Some who have not yet been vaccinated against COVID-19 worry about the safety of the vaccines and some articulate a desire to develop natural immunity.  Unfortunately, there are several disadvantages and dangers in following this approach.  Numerous published studies suggest that should you contract COVID-19 the natural immunity you develop renders another COVID exacerbation unlikely for approximately 90-days.  And yet, the medical professionals most familiar with the epidemiology of the disorder remain unsure as to how long a clinically relevant level of protection in such individuals persists.  As many have come to realize, if one is stricken with COVID, reinfection is most definitely possible, and in some instances highly likely.   Recent data suggests that COVID-recovering unvaccinated persons appear more than twice as likely than vaccinated individuals to sustain another bout of the disease.  


Recent published work suggests that a mutated SARS-CoV-2 isolate from a chronically infected immunocompromised patient may be capable of evading both naturally occurring antibodies from COVID-19 survivors as well as lab-made antibodies now in widespread clinical against COVID.  The published study, which builds on an initial case report, shows something even more alarming.  Certain changes found in the patient-derived virus have not been identified yet in dominant viral variants circulating in the population at large.  However, the changes have already been detected in databases of publicly available viral sequences. Thus, though the mutations remain as yet isolated, the report suggests they could be the progenitors of new far more robust COVID mutants that may eventually spread widely across the general population.

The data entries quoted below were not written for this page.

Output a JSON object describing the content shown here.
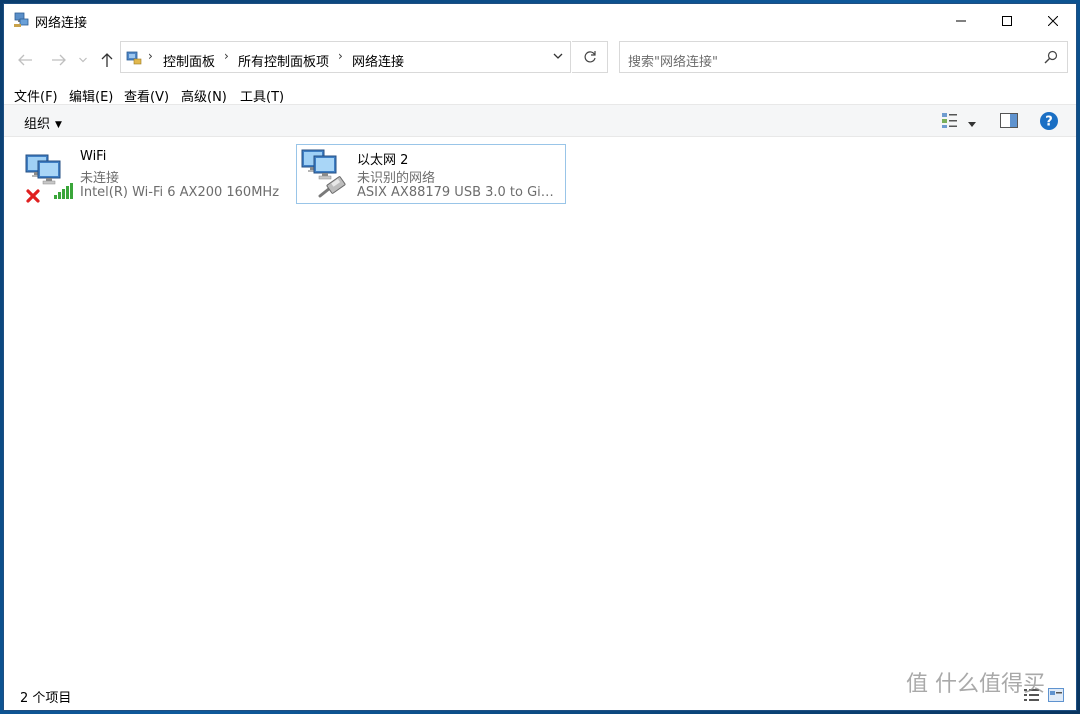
{
  "window": {
    "title": "网络连接"
  },
  "nav": {
    "back_icon": "arrow-left-icon",
    "forward_icon": "arrow-right-icon",
    "recent_icon": "chevron-down-icon",
    "up_icon": "arrow-up-icon"
  },
  "address": {
    "crumbs": [
      "控制面板",
      "所有控制面板项",
      "网络连接"
    ],
    "separator": "›"
  },
  "search": {
    "placeholder": "搜索\"网络连接\""
  },
  "menu": {
    "items": [
      "文件(F)",
      "编辑(E)",
      "查看(V)",
      "高级(N)",
      "工具(T)"
    ]
  },
  "toolbar": {
    "organize_label": "组织",
    "help_label": "?"
  },
  "connections": [
    {
      "name": "WiFi",
      "status": "未连接",
      "device": "Intel(R) Wi-Fi 6 AX200 160MHz",
      "icon": "wifi-network-icon",
      "state": "disconnected"
    },
    {
      "name": "以太网 2",
      "status": "未识别的网络",
      "device": "ASIX AX88179 USB 3.0 to Giga...",
      "icon": "ethernet-network-icon",
      "state": "selected"
    }
  ],
  "statusbar": {
    "count": "2 个项目"
  },
  "watermark": {
    "text": "值 什么值得买"
  },
  "colors": {
    "accent": "#1a6fc4",
    "selection_border": "#99c5e8",
    "error_red": "#e02020",
    "signal_green": "#3aa63a",
    "window_frame": "#1e4f82"
  }
}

Perhaps ironically, in many who have suffered and died from COVID-19 it is not the virus but their own “out of control” immune system that is the culprit.  Specifically, pulmonary macrophages in COVID-19 derived from infiltrating inflammatory monocytes are in a “hyperactivated” state resulting in a detrimental loop of pro-inflammatory cytokine release and recruitment of cytotoxic effector cells thereby exacerbating tissue damage at the site of infection.  It is as though the fire alarm in one’s body has inadvertently caused the responding fire department to throw gasoline on the flames rather than water.  

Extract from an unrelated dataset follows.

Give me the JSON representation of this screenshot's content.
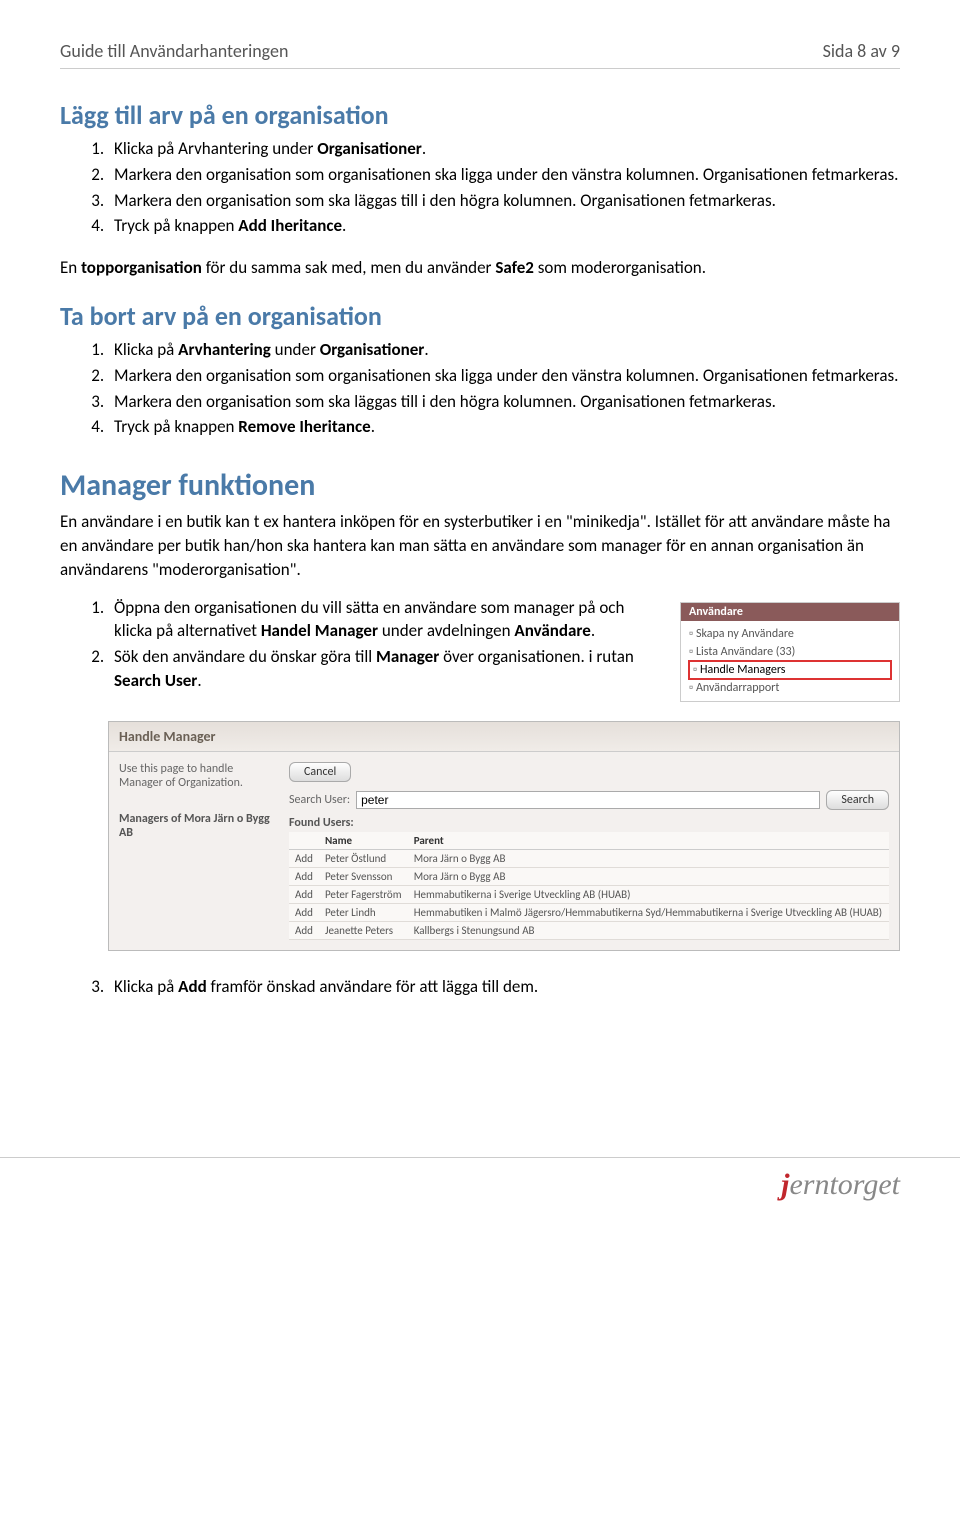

Thus, a key facet of current research involves turning down the burner of a COVID-affected patient’s out of control auto-immune system.  Here, an excellent drug “remdesivir” has been shown to do just that.  Unfortunately, this drug is, so far, only available as intravenous therapy.  And because the drug must be delivered in a relatively massive dose the risk of negative side effect is profound.  One company’s drug delivery vector may solve this challenge.   Matinas Biopharma has developed a proprietary intracellular lipid nano crystal “LNC” platform  designed to safely deliver a broad range of potent medicines – including small molecules, drugs with blood level-limiting toxicities, nucleic acid polymers, proteins, peptides, vaccines, and gene editing technologies. The delivery molecule is formulated as a natural, non-toxic and highly efficient spiral crystal, or “cochleate,” with a unique ability to be administered orally and through various other routes.

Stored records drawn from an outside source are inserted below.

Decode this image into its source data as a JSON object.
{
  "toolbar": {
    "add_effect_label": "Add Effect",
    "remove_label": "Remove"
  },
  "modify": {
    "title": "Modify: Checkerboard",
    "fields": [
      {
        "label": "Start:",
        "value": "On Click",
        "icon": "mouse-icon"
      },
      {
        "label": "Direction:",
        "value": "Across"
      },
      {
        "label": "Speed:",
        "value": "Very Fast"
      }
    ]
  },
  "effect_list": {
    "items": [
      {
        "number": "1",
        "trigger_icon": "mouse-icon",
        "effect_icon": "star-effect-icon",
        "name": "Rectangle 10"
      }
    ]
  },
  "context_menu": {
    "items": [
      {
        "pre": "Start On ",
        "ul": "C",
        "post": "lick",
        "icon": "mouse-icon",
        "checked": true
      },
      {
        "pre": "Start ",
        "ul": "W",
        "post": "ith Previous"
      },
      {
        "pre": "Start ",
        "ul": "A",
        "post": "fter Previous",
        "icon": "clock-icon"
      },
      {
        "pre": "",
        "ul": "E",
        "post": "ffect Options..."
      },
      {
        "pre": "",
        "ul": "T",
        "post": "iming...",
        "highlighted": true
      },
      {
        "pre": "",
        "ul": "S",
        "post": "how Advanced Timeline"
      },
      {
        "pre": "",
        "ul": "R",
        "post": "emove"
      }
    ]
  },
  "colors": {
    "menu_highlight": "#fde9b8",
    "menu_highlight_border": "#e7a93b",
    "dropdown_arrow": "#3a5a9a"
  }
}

In the case of LNC oral remdesivir, the drug molecules are encapsulated in a layered design, which protects them from harsh environmental conditions or enzymes until the moment they enter a target cell. Following non-destructive fusion with the cell membrane, the molecules are naturally released to the interior of the cell, thereby avoiding the systemic toxicity of intravenous administration.

To date, this drug delivery platform has been validated in multiple preclinical studies and is protected by a robust IP portfolio. To support all phases of further development, Matinas has begun operating a scalable GMP manufacturing facility. In coordination with the NIH and drug partner Gilead Pharmaceuticals, LNC oral remdesivir is being tested right now at the University of North Carolina.  Given that remidesivir attacks the SARS-2 virus in a different way than vaccines – and viral mutations don’t seem to reduce potency, it is possible that an LNC oral remdesivir version could be the silver bullet we’ve been waiting for.  Only time will tell.